Kartal Belediyesi işçileri: Birlikten gelen gücümüzü kullanacağız

Toplu sözleşmede grev aşamasına gelen Kartal Belediyesi işçileri, taleplerinin karşılanmasını istiyor.

24 Ocak 2021 23:35
Paylaş

Yasemin TİRYAKİ
İstanbul

İstanbul’da Kartal, Kadıköy ve Maltepe belediyelerinde KHK ile belediye şirketlerine geçişleri yapılan, Genel-İş İstanbul Anadolu Yakası 1 No’lu Şube üyesi işçileri kapsayan toplu sözleşme süreci ‘Anlaşmazlıkla’ devam ediyor. Belediye yönetiminin taleplerine kulak tıkadığını belirten Kartal Belediyesi işçileri özellikle ücret maddelerinde bir adım atılmadığını söylüyor. Yüzde 4+4’le iki senedir açlığa mahkum edildiklerini, ücretlerinin asgari ücretin altında kaldığını ifade eden işçiler, yemek gibi hayati bir ihtiyacın bile pazarlık konusu edildiğini söylüyor. Taleplerinin karşılanması için belediyeye çağrı yapan işçiler, geri adım atmayacaklarını, gerekirse greve gideceklerini söylüyor.

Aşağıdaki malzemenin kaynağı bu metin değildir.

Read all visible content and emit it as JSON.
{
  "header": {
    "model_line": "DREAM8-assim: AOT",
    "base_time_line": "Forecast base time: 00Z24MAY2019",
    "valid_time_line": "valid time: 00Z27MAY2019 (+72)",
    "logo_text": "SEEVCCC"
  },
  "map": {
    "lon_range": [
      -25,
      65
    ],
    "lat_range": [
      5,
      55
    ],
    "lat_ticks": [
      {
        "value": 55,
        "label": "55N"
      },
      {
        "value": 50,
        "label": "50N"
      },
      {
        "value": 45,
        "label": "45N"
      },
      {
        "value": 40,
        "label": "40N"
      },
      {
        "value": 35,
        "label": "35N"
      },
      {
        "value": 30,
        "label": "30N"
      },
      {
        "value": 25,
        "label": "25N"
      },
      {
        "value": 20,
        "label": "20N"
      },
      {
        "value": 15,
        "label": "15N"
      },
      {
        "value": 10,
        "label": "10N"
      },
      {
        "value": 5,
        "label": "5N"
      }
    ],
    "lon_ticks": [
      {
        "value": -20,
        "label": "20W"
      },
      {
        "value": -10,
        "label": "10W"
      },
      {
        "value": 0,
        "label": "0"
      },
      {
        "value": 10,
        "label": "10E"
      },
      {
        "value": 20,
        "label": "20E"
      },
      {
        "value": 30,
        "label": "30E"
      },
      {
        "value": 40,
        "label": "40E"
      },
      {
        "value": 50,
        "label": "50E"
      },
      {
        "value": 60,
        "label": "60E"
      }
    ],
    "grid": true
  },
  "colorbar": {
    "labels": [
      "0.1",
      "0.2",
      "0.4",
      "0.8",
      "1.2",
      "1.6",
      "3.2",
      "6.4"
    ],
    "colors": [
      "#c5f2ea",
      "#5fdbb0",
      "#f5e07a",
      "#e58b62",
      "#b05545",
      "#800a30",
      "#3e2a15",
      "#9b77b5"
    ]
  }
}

Genel-İş Anadolu Yakası 1 No’lu Şube Yöneticisi Tahsin Aydın “Örgütlü olduğumuz Kartal, Kadıköy ve Ataşehir belediyelerinde çalışan 7 bin civarı işçi var. 7 aydır bu süreci örgütlemeye başladık. Maalesef Türkiye’nin ekonomisinden dolayı insanların geçim koşulları zorlaştı. Bu geçim zorluklarından dolayı işçiler sımsıkı toplu sözleşmelerine sarılmaya başladılar. İşçiler zaten bu bilince varmış ve kendi haklarını savunur durumdalar. Bu işveren için korkulu, işçi için ise umut verici bir durum” dedi.

YEMEK ÜCRETİ 17 LİRA!

Bu süreçte belediye yönetimiyle toplam 4 görüşme yapıldığını ifade eden Kartal Belediyesi İdari Teknik Büro ve Şoförler Yedek Temsilcisi Fatma Yasemin Mersin de “Sözleşme içerisinde toplam 81 maddelik talebimiz var. Ve bunların sadece 20 tanesi üzerinde anlaşma sağlanabildi. Bu maddeler ise sadece idari maddeler. Bu 4 görüşmenin sonunda henüz ücretle ilgili hiçbir madde üzerinde anlaşma sağlanamadı. Belediye yönetiminden gelen tek teklif yemek ücreti konusunda oldu. Bu teklif ise brüt 25 TL oldu. Bizim talebimiz 40 TL idi. 25 lira brütü nete çevirdiğimizde yaklaşık 17 lira gibi bir rakama tekabül ediyor. Yemek ücreti gibi yaşamsal bir talebin pazarlık payı edilmesi bile gülünç bir durum” diye konuştu.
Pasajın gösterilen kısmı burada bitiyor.